Robert Downey Jr. (Tony Stark/Homem de Ferro)
Chris Evans (Steve Rogers / Capitão América)
Scarlett Johansson (Natasha Romanoff / Viúva Negra)
Mark Ruffalo (Bruce Banner / Hulk)
Chris Hemsworth (Thor)
Jeremy Renner (Clint Barton / Gavião Arqueiro)
Tom Hiddleston (Loki)
Samuel L. Jackson (Nick Fury)

Quando Loki, o rapaz chifrudo que foi literalmente martelado até outra dimensão por seu meio-irmão Thor, se junta com seres espaciais aleatórios e ameaçadores (ok, na cena durante os créditos a situação deles fica mais definida) e planeja dominar a Terra, o agente da SHIELD Nick Fury vai atrás dos maiores heróis da Terra – mas, como Batman é de outra editora, se contenta em chamar pro pau o Capitão América, Thor, Homem de Ferro, Viúva Negra e o Hulk.

Após os três trailers medianos lançados (respectivamente chamados de Homem de Ferro 2, Thor e Capitão America), tudo indicava que Os Vingadores ia ser mais um filme da Marvel que ia levantar da cama em cima da hora, fazer tudo de qualquer jeito e voltar para dormir. Entretanto, apesar de seguir a receita blockbusteriana dos filmes citados, a película consegue realmente ser engraçada, dinâmica e entregar doses de ação ACACHAPANTES, tornando-se um poderoso soco de diversão desferido sem piedade no queixo do espectador.

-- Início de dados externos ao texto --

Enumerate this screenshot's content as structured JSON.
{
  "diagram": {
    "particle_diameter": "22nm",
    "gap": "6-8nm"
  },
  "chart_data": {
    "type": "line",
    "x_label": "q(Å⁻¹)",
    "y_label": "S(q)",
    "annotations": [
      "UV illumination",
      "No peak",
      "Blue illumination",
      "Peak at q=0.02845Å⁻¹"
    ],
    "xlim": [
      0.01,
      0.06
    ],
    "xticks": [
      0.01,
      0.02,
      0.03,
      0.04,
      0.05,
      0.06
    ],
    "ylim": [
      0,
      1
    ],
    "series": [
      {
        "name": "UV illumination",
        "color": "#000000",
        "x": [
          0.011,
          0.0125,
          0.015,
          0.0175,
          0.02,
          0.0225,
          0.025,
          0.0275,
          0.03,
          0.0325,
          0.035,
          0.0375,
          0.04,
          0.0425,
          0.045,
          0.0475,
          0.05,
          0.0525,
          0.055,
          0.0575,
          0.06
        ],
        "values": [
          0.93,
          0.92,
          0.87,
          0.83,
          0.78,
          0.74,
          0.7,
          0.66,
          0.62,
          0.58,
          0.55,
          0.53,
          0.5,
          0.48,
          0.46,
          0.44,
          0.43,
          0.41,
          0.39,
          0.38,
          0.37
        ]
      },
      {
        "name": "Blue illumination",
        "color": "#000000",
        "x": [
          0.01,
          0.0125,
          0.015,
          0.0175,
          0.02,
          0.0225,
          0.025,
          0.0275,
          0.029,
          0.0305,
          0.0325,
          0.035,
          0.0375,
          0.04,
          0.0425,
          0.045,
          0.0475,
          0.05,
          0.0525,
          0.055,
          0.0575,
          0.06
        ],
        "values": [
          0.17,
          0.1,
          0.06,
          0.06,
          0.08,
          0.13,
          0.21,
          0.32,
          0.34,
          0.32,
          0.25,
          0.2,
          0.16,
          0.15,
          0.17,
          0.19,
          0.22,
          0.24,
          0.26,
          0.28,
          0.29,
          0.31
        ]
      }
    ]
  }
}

Scarlett Johansson + roupa colada + explosão = Cidadão Kane superado
Aliás, Os Vingadores leva a ação tão a sério que, em menos de cinco minutos, já bota abaixo um complexo inteiro só pra mostrar que pode. E a partir daí é uma bola de neve: praticamente todas as cenas tocam a história para a frente, algo sempre está acontecendo e alguém sempre está em vias de descer o sarrafo em alguém. A apresentação do plot é feita de forma rápida e concisa, e, antes que você possa dizer “…” ao olhar para os lábios carnudos da Viúva Negra, a SHIELD já sai enviando o convite da festa para a superheroizada.

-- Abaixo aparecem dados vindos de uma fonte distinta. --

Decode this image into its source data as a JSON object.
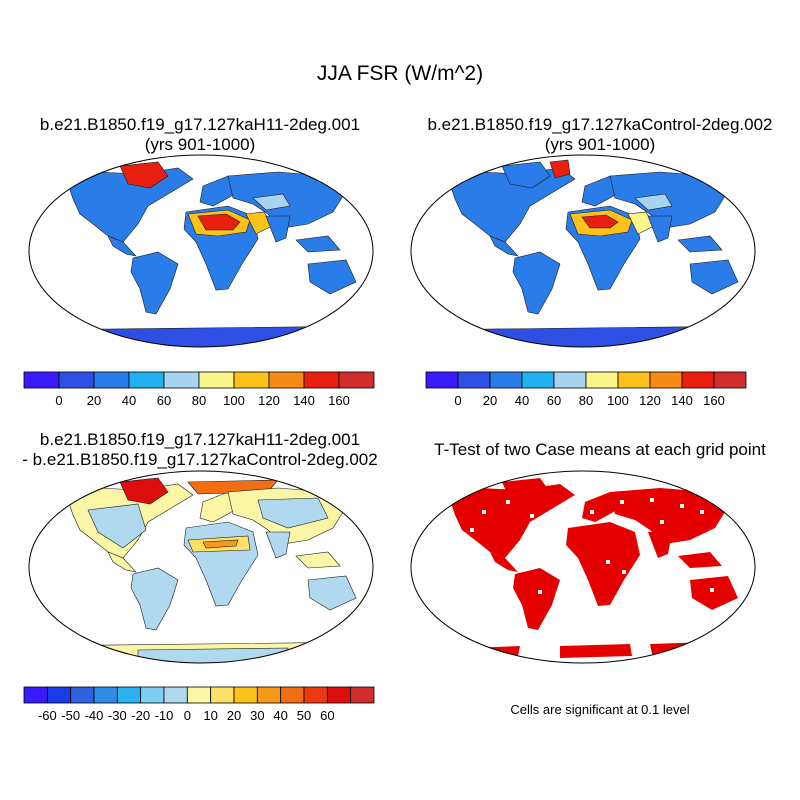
{
  "title": "JJA FSR (W/m^2)",
  "panels": {
    "case1": {
      "title": "b.e21.B1850.f19_g17.127kaH11-2deg.001",
      "subtitle": "(yrs 901-1000)"
    },
    "case2": {
      "title": "b.e21.B1850.f19_g17.127kaControl-2deg.002",
      "subtitle": "(yrs 901-1000)"
    },
    "diff": {
      "title_line1": "b.e21.B1850.f19_g17.127kaH11-2deg.001",
      "title_line2": "- b.e21.B1850.f19_g17.127kaControl-2deg.002"
    },
    "ttest": {
      "title": "T-Test of two Case means at each grid point",
      "note": "Cells are significant at 0.1 level"
    }
  },
  "colorbars": {
    "absolute": {
      "colors": [
        "#3a1aff",
        "#2f4ee3",
        "#2a7de8",
        "#21b0f0",
        "#a8d4f0",
        "#fbf58c",
        "#fcc21a",
        "#f78a12",
        "#e81e0e",
        "#d22d2d"
      ],
      "labels": [
        "0",
        "20",
        "40",
        "60",
        "80",
        "100",
        "120",
        "140",
        "160"
      ]
    },
    "difference": {
      "colors": [
        "#3a1aff",
        "#1a3ce8",
        "#2f62e0",
        "#2e8ee6",
        "#2ab3f0",
        "#7fcff2",
        "#b0d8ee",
        "#fbf5a6",
        "#fde066",
        "#fcc21a",
        "#f9991a",
        "#f36e12",
        "#ec3a10",
        "#dc0e0e",
        "#d22d2d"
      ],
      "labels": [
        "-60",
        "-50",
        "-40",
        "-30",
        "-20",
        "-10",
        "0",
        "10",
        "20",
        "30",
        "40",
        "50",
        "60"
      ]
    }
  },
  "legend_colors": {
    "ocean": "#ffffff",
    "land_low": "#2a7de8",
    "sahara_high": "#e81e0e",
    "antarctica": "#2f4ee3",
    "diff_land": "#b0d8ee",
    "diff_pos": "#fbf5a6",
    "significant": "#e50000"
  }
}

E por falar em Viúva Negra, é banhada em sucesso a decisão do roteiro de apresentar primeiro na história a ruiva e o Gavião Arqueiro – afinal, sendo os únicos sem um trailer próprio de duas horas de duração, estavam aquém do resto da turminha, e colocar ambos na trama antes do resto aumenta a importância das personagens (apesar de aquela história do passado conjunto entre os dois ser tão desnecessária quanto os filmes do Zack Snyder). E o melhor é que, ao invés de simplesmente juntar todo mundo e fingir que isso é o suficiente (estilo seleção brasileiro), o filme entende que são personalidades muito diferentes e muito singulares. Assim, há estranhamento, há discussão, há conflito de ideias, e tudo isso entra de uma forma natural na trama (por exemplo, o medo que todos sentem do Hulk, como se ele fosse um Dr. Jekyll anabolizado, é bem construído através de insinuações e do próprio medo que Banner tem de perder o controle).
Mais interessante ainda é ver que cada herói tem uma personalidade que é refletida em seus diálogos: enquanto Tony Stark mostra mais insights do que qualquer outro comediante da atualidade, o Capitão América com frequência fala para inspirar valores (“conheço homens que não tinham nada disso e valiam dez de você”) ou dar andamento às coisas, Thor dispara frases naquele estilo meio mitológico (VINTAGE para os hipsters) e Banner tenta sempre se manter à parte para não ficar brabo e esmagar tudo. Para isso, o roteiro muitas vezes separa a galera em duplas (Tony e Capitão, Thor e Hulk, Viúva e Gavião), buscando uma intimidade e dramaticidade impossível de se alcançar quando o grupo está todo reunido (e alcançando resultados apenas razoáveis na empreitada).
E já que estamos no tópico de resultados apenas razoáveis, é necessário admitir que Os Vingadores algumas vezes bate com o joelho naquela grande quina de mesa que é o fracasso. Da até para desconsiderar a volta de Thor à Terra sem explicação nenhuma, mas é impossível deixar de notar eventuais frases de efeito cujo significado é nulo (“porque precisaremos que eles voltem”, “eu estou sempre zangado”), clichês que funcionam como um telescópio para enxergarmos o que acontecerá no clímax (Capitão dizendo para Tony Stark “você não é o homem que se sacrifica pelo time”) e diálogos que, de tão expositivos, poderiam ser capa da Playboy (Loki falando “seus heróis estão dispersos”). Aliás, entendo que o plano de Loki era criar uma distração, mas por que ele se gaba de ter separado os heróis, se oito minutos depois já estavam todos juntos? Que resultados isso teve? Ou é tipo uma comédia romântica, onde eles precisam brigar para então se reunir no final?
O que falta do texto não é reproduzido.